On Pavuvu, when I got integrated into the platoon, I found all the guys were all pretty friendly. We had a good platoon sergeant, John “Deacon” Tatum from Alabama—he’s one of the best guys I ever knew. Tatum was one of the most friendly, experienced sergeants you’d ever want. He never treated a guy badly.
If you’ve ever been in a hellhole, you’d know what Pavuvu is like. It rained three days out of every five. In places, the mud came to your knees. We had no running water, no lights, no electricity. To get a shower, you waited until it started raining, shucked off your clothes, and got a helmet full of water. If it stopped raining before you were finished, well, you dumped the helmet full of water on you.
Anyhow, we got into our training for the next big fight.
STERLING MACE
We shipped out to Guadalcanal for maneuvers. We landed on a beach near one of those Jap freighters that had run aground. Beforehand I found a machete. I got this gung-ho idea: We’re going to hit the beach, and I’m going to go smashing through the jungle like Zorba the Greek. And, I tell you, when I ran up the beach with that heavy BAR and that machete in the other hand, that machete got tossed within ten yards. The hell with this. I was back to being just a BAR man.
WAYBURN HALL
The scuttlebutt was flying that they were getting ready for another push, as they called it. We didn’t know where we were going, but all kinds of names were being talked about.
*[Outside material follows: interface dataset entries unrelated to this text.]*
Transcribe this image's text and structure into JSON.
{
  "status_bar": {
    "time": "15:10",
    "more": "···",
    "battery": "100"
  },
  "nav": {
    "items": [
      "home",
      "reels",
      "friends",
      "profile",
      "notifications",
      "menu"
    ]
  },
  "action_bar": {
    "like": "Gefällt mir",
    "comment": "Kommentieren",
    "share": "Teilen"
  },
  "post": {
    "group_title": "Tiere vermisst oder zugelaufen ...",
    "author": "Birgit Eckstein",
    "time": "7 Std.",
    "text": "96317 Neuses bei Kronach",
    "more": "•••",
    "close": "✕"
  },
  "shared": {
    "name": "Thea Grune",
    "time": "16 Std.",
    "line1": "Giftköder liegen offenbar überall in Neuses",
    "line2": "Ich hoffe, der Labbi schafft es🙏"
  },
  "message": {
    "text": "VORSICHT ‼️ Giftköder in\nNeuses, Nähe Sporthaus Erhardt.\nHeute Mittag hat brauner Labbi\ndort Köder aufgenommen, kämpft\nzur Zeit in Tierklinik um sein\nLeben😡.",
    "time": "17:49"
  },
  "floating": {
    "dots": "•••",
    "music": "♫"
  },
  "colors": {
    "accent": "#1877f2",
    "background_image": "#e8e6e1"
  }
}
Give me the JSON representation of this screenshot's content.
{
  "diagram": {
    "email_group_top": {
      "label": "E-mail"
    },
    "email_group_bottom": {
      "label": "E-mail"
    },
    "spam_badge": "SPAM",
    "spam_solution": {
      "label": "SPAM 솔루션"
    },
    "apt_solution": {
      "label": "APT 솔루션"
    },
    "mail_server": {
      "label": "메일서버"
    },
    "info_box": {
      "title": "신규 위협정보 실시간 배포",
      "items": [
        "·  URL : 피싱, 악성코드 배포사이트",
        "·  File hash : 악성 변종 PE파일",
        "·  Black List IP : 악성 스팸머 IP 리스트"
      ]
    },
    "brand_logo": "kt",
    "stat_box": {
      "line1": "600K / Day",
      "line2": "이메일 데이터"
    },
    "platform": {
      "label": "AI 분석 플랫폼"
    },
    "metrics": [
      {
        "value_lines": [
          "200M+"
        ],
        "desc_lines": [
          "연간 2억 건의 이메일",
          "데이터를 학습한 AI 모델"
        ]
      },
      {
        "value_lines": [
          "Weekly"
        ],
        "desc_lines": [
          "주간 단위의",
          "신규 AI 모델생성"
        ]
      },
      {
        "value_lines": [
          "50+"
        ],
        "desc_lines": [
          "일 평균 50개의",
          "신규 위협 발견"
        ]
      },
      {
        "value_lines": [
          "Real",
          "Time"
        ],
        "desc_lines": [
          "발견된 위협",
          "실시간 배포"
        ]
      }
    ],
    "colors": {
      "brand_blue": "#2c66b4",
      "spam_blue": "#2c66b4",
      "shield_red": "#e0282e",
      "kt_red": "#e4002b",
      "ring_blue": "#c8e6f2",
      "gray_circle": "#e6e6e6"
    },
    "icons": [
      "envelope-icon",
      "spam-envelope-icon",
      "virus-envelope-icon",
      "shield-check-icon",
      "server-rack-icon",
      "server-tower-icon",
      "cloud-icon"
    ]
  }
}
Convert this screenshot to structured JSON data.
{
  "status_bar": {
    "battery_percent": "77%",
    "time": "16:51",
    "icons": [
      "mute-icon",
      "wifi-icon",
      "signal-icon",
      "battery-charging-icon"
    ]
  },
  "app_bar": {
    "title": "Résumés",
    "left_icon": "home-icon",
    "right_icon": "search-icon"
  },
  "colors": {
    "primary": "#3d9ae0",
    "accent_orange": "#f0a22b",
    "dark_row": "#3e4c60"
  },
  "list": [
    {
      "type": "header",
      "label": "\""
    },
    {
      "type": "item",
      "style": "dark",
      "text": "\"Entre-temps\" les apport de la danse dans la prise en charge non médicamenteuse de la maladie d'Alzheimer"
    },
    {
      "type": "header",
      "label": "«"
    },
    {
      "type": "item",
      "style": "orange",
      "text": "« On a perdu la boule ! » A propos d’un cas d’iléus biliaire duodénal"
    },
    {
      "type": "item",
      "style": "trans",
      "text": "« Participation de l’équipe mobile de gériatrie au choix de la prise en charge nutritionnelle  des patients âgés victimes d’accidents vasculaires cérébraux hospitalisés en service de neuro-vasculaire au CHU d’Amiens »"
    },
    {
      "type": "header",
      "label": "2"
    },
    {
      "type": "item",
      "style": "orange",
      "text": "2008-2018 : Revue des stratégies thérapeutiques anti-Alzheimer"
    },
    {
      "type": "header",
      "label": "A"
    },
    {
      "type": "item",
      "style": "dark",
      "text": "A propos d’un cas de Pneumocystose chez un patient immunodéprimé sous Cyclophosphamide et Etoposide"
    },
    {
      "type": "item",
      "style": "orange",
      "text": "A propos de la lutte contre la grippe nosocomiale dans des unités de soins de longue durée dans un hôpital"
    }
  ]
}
We wound up going to a place called Peleliu.
On September 4, 1944, the Marines boarded ships at Guadalcanal for the 2,100-mile cruise to Peleliu.
JIM YOUNG
The transport ships and LSTs arrived and we got ready to leave. Our ship was an LST and was loaded with anything and everything needed for combat.
One bit of cargo caught my eye and gave me an odd feeling. It was pallets of grave markers, hundreds and hundreds of them.
* Dan Lawler would remember, “My brother went all the way through boot camp, then they gave him an examination before he went into the elite Marine Raiders. They found out he had a leaky heart, so they discharged him right then and he came home. Later, while I was overseas, my older brother was studying medicine when he died from heart failure. He was only twenty-five.”
* Sterling Mace would remember, “I may have been a miserable shot stateside, but I shot expert overseas where it really counted (laughs).”